To liberate carbon dioxide ($$CO_2$$) from sodium bicarbonate ($$NaHCO_3$$), an organic molecule must be a stronger acid than carbonic acid ($$H_2CO_3$$). If the compound is a weaker acid than carbonic acid, no reaction will take place.

Compound A: 2,4,6-Triaminophenol (Does Not React)

Compound A fails this test. Standard, unsubstituted phenol is already a weaker acid than carbonic acid. In Compound A, the three amine ($$-NH_2$$) groups attached to the ring are strongly electron-donating due to the resonance (+R) effect of their nitrogen lone pairs. They push electron density into the benzene ring, which severely repels and destabilizes the negatively charged phenoxide oxygen that would form if it lost a proton. This makes Compound A an extremely weak acid that cannot react with bicarbonate.

Compound B: Benzoic Acid (Reacts)

Compound B successfully reacts. It contains a standard carboxylic acid group ($$-COOH$$). As a general rule, almost all carboxylic acids are inherently stronger acids than carbonic acid. Therefore, Compound B easily reacts with sodium bicarbonate to release carbon dioxide gas.

Compound C: Picric Acid / 2,4,6-Trinitrophenol (Reacts)
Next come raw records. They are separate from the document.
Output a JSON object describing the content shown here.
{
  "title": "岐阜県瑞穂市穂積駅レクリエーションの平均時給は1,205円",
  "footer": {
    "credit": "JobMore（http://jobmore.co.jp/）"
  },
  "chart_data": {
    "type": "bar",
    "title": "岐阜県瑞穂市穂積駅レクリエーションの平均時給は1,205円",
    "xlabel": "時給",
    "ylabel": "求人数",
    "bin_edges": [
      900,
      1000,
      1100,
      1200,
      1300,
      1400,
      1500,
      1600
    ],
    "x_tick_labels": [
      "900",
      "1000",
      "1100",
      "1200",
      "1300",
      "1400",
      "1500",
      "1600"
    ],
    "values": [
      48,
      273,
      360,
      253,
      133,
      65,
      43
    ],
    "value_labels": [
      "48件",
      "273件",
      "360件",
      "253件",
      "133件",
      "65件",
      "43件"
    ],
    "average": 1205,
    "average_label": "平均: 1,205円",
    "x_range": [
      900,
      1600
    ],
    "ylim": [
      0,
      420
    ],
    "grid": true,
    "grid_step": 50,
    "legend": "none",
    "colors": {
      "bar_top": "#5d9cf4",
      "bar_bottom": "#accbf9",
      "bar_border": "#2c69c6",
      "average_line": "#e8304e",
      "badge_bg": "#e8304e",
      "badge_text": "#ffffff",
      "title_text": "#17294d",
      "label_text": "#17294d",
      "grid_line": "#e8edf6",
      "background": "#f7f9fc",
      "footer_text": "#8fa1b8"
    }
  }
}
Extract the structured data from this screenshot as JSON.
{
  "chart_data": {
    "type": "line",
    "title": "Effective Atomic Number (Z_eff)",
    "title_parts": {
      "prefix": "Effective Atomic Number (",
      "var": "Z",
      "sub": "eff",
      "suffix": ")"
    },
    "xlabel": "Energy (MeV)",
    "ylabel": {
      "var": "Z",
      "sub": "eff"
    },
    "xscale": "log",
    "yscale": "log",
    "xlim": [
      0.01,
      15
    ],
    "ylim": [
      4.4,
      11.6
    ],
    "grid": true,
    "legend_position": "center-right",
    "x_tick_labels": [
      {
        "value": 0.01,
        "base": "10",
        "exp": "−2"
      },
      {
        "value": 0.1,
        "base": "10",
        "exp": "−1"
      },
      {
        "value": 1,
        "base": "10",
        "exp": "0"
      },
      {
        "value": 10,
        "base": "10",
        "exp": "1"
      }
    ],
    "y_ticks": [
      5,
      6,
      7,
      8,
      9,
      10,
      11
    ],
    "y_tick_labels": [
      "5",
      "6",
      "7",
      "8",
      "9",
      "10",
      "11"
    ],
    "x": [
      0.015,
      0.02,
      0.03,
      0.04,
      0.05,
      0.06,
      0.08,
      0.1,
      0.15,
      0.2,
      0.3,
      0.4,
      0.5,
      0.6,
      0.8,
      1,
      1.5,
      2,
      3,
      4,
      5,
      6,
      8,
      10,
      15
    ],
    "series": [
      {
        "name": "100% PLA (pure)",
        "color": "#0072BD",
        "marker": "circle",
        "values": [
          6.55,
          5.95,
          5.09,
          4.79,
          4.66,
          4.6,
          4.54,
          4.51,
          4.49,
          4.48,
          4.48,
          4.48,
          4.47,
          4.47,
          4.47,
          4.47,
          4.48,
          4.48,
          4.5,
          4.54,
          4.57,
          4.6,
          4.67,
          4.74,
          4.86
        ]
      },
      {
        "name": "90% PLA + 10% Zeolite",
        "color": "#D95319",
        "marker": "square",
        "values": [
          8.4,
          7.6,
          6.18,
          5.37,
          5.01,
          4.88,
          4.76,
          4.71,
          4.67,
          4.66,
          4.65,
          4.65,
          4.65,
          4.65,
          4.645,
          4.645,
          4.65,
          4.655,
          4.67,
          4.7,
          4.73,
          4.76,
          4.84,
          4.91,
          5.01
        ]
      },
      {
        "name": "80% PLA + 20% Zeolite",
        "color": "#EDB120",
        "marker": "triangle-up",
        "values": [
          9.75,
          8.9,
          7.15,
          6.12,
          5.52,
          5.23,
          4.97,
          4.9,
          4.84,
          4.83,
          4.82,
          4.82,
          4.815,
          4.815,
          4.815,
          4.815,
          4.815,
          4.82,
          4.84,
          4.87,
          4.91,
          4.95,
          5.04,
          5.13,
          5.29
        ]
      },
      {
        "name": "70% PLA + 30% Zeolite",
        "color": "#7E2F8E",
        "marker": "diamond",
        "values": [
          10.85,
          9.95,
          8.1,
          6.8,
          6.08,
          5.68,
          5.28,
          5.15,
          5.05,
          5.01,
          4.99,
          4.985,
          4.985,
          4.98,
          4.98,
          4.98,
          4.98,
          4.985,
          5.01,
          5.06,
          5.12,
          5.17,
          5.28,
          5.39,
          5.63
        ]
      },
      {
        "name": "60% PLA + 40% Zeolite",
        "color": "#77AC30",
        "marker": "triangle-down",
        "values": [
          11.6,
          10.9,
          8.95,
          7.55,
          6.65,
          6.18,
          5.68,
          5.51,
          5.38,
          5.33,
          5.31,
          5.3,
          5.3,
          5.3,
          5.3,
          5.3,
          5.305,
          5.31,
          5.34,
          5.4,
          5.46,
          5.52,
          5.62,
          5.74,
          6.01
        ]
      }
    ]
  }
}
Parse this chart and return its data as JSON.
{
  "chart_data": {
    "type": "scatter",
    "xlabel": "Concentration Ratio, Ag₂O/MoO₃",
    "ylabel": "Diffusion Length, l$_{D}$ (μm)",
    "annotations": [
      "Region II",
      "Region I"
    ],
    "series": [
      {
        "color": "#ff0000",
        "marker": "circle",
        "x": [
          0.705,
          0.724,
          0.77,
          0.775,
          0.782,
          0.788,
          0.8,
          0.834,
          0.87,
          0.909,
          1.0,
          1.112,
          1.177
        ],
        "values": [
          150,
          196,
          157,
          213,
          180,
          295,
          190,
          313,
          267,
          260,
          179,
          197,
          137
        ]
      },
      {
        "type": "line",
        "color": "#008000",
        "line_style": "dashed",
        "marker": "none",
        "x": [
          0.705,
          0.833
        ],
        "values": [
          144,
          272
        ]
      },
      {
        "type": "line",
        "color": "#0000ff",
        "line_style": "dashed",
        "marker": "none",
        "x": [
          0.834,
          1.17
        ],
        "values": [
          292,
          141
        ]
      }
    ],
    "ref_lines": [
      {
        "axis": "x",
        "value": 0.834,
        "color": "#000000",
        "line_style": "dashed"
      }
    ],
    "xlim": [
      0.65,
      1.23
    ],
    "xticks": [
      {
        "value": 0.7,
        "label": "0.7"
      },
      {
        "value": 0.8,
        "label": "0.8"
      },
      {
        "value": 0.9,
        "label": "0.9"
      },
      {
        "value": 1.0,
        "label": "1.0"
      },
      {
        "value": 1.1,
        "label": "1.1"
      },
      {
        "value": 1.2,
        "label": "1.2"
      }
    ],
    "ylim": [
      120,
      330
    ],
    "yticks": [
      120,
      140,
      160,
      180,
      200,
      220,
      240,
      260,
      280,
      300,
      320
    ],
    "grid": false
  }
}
Compound C also successfully reacts. Although it belongs to the phenol family (which typically fails this test), the presence of three strongly electron-withdrawing nitro 
($$-NO_2$$) groups completely changes its behavior. These groups pull electron density away from the oxygen atom, powerfully stabilizing the phenoxide conjugate base. This makes picric acid exceptionally acidic—actually more acidic than some carboxylic acids—allowing it to easily liberate $$CO_2$$.

Final Conclusion

Because only the carboxylic acid and the highly deactivated phenol possess the required acid strength, Compounds B and C only will liberate carbon dioxide with sodium bicarbonate solution. Thus, the right option is B.